新生「森保ジャパン」戦術考察 “選手ありき”のチーム作り、重用されてきた人材は?
森保監督はこれまで「選手ありき」のチーム作りを主体に考えてきたが…
「システムありき」ではなく「選手ありき」のチーム作りを主体に考える森保監督にとって、一つのやり方で栄光を勝ち獲った後のチーム運営は難しかったはずである。予算がJ1平均規模にある広島では、個人で試合を決めることができる特別な選手を獲得することが難しい。2016年、FWピーター・ウタカ(現・徳島ヴォルティス)を獲得して個人能力で得点を重ねたものの、彼がコンディションを落とすとチームのパフォーマンスが落ちてしまった現実もある。一方で戦術的な改革を施すためには選手の入れ替えも必要とするが、そこは財政的にもクラブの方向性にしても厳しい。

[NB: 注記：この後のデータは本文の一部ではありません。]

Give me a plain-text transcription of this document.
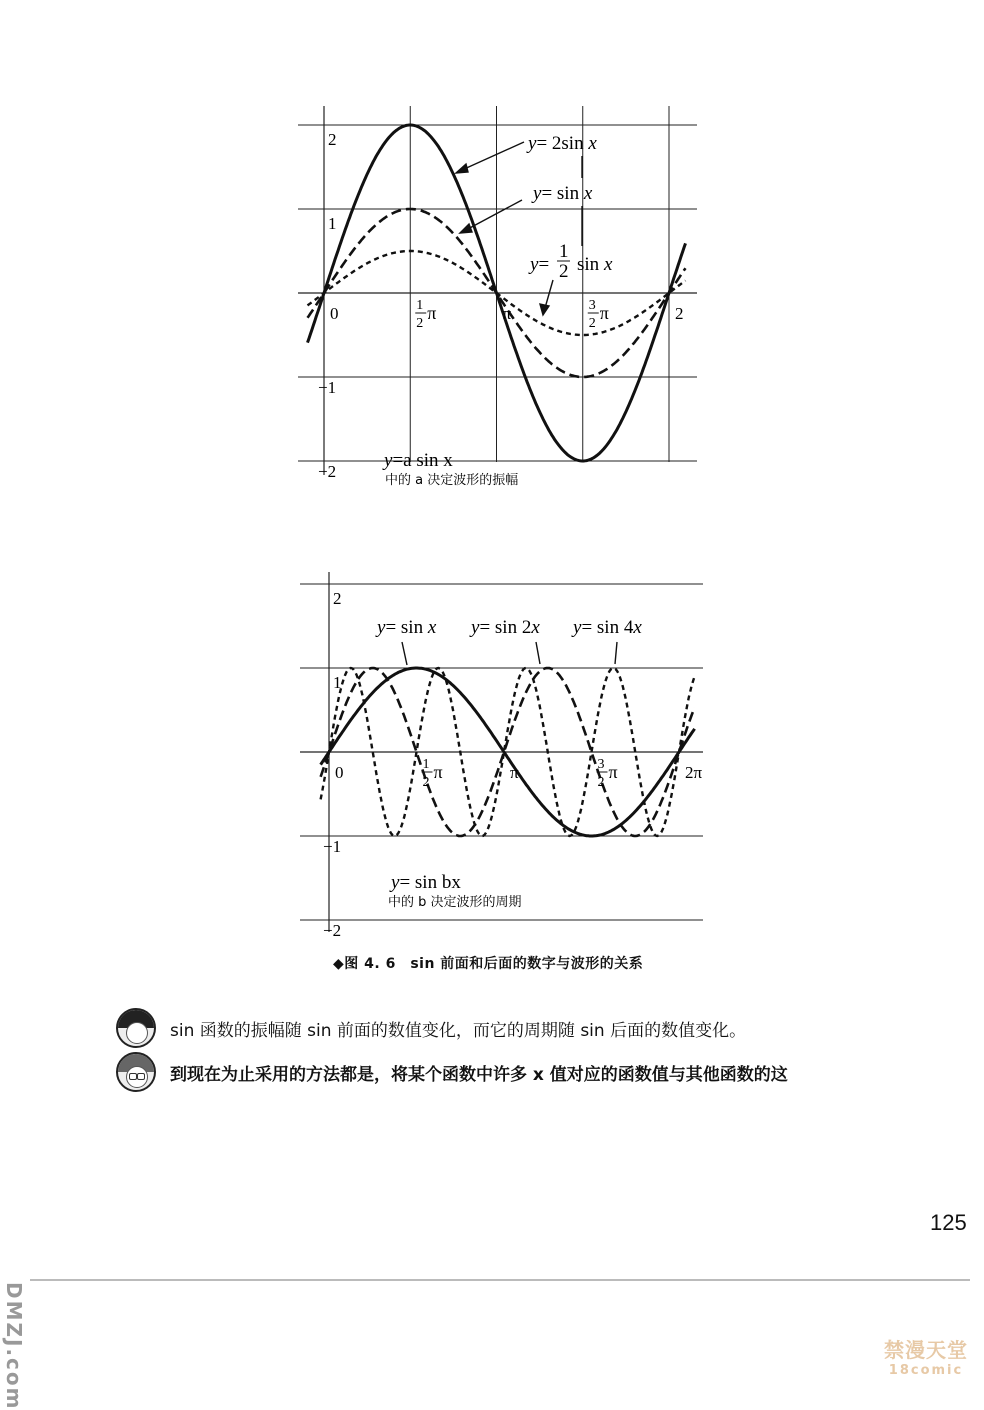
2
1
−1
−2
0	1
2
π	π	3
2
π	2
y= 2sin x
y= sin x
y=
1
2 sin x
y=a sin x
中的 a 决定波形的振幅
2
1
−1
−2
0	1
2
π	π	3
2
π	2π
y= sin x y= sin 2x y= sin 4x
y= sin bx
中的 b 决定波形的周期
◆图 4. 6　sin 前面和后面的数字与波形的关系
sin 函数的振幅随 sin 前面的数值变化，而它的周期随 sin 后面的数值变化。
到现在为止采用的方法都是，将某个函数中许多 x 值对应的函数值与其他函数的这
125
DMZJ.com	禁漫天堂
18comic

ただ、そういう環境で四苦八苦してきた経験は、日本代表を率いるうえで大きなアドバンテージとなる。日本にはFWリオネル・メッシもFWクリスティアーノ・ロナウドもFWズラタン・イブラヒモビッチもいない。若手にもFWキリアン・ムバッペのような“破壊王”はいないのだ。どういう監督であれ、日本を強化するためには組織を強くすることが大前提。アルゼンチンのような個人に頼った戦術は採れない。優秀な選手はいるがスーパースターはいないという意味で、世界における日本代表はJリーグにおける広島のような立場だ。だからこそ、広島で苦闘しながら結果を出した経験は十分に代表のチーム作りに生かされると見る。

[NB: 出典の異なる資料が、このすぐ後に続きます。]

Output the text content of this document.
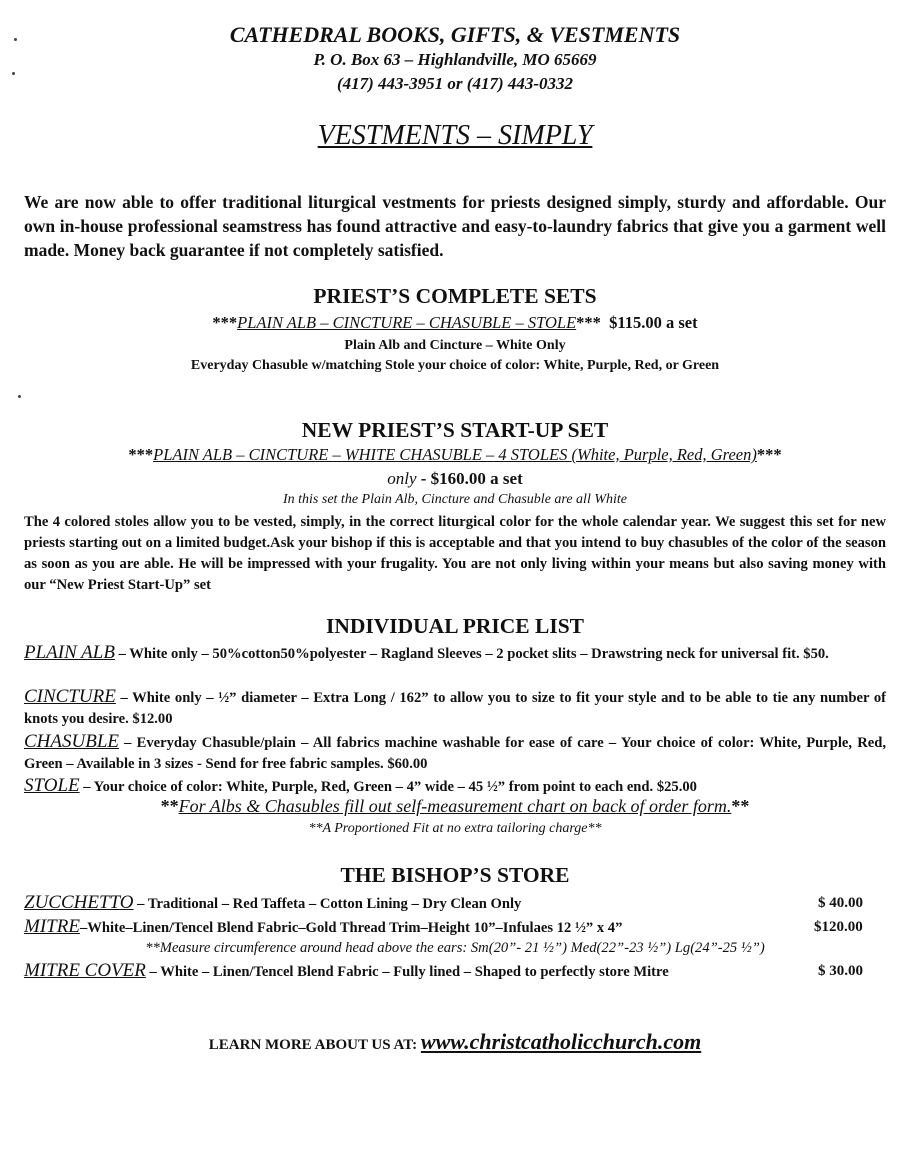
CATHEDRAL BOOKS, GIFTS, & VESTMENTS
P. O. Box 63 – Highlandville, MO 65669
(417) 443-3951 or (417) 443-0332
VESTMENTS – SIMPLY
We are now able to offer traditional liturgical vestments for priests designed simply, sturdy and affordable. Our own in-house professional seamstress has found attractive and easy-to-laundry fabrics that give you a garment well made. Money back guarantee if not completely satisfied.
PRIEST’S COMPLETE SETS
***PLAIN ALB – CINCTURE – CHASUBLE – STOLE*** $115.00 a set
Plain Alb and Cincture – White Only
Everyday Chasuble w/matching Stole your choice of color: White, Purple, Red, or Green
NEW PRIEST’S START-UP SET
***PLAIN ALB – CINCTURE – WHITE CHASUBLE – 4 STOLES (White, Purple, Red, Green)***
only - $160.00 a set
In this set the Plain Alb, Cincture and Chasuble are all White
The 4 colored stoles allow you to be vested, simply, in the correct liturgical color for the whole calendar year. We suggest this set for new priests starting out on a limited budget.Ask your bishop if this is acceptable and that you intend to buy chasubles of the color of the season as soon as you are able. He will be impressed with your frugality. You are not only living within your means but also saving money with our “New Priest Start-Up” set
INDIVIDUAL PRICE LIST
PLAIN ALB – White only – 50%cotton50%polyester – Ragland Sleeves – 2 pocket slits – Drawstring neck for universal fit. $50.
CINCTURE – White only – ½” diameter – Extra Long / 162” to allow you to size to fit your style and to be able to tie any number of knots you desire. $12.00
CHASUBLE – Everyday Chasuble/plain – All fabrics machine washable for ease of care – Your choice of color: White, Purple, Red, Green – Available in 3 sizes - Send for free fabric samples. $60.00
STOLE – Your choice of color: White, Purple, Red, Green – 4” wide – 45 ½” from point to each end. $25.00
**For Albs & Chasubles fill out self-measurement chart on back of order form.**
**A Proportioned Fit at no extra tailoring charge**
THE BISHOP’S STORE
ZUCCHETTO – Traditional – Red Taffeta – Cotton Lining – Dry Clean Only	$ 40.00
MITRE–White–Linen/Tencel Blend Fabric–Gold Thread Trim–Height 10”–Infulaes 12 ½” x 4”	$120.00
**Measure circumference around head above the ears: Sm(20”- 21 ½”) Med(22”-23 ½”) Lg(24”-25 ½”)
MITRE COVER – White – Linen/Tencel Blend Fabric – Fully lined – Shaped to perfectly store Mitre	$ 30.00
LEARN MORE ABOUT US AT: www.christcatholicchurch.com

では、具体的にどういう戦術が採られ、どういう選手が選択されるのだろうか。正直に言えば、分からない。前述したように、森保監督は「選手ありき」の戦術を採用するタイプで、日本の才能を最大限に生かすためには違うやり方を模索する可能性もある。ただここでは、広島で採用した戦術をそのまま代表に移植することを前提に、あえて広島の選手を外して選択肢を考える。
守備陣に対してはペトロヴィッチ監督ほどの攻撃性を求めない。彼が重用したストッパーは水本裕貴と塩谷司(現アル・アイン)だ。ともに高さに強く、スピードもある。1対1も強くて、ボールを取れるスキルもある。二人とも共通して言えるのは、外国人アタッカーに対しても臆することなく戦いを挑める強いメンタリティーを持っている。一方で足下の技術も確かで、縦パスの精度も高い。特に塩谷はボールを持ち上がることができるし、シュート力も強烈だった。甲府から獲得したDF佐々木翔も塩谷に近い特徴を持っていることを考えても、そういうタイプを指揮官は求めるだろう。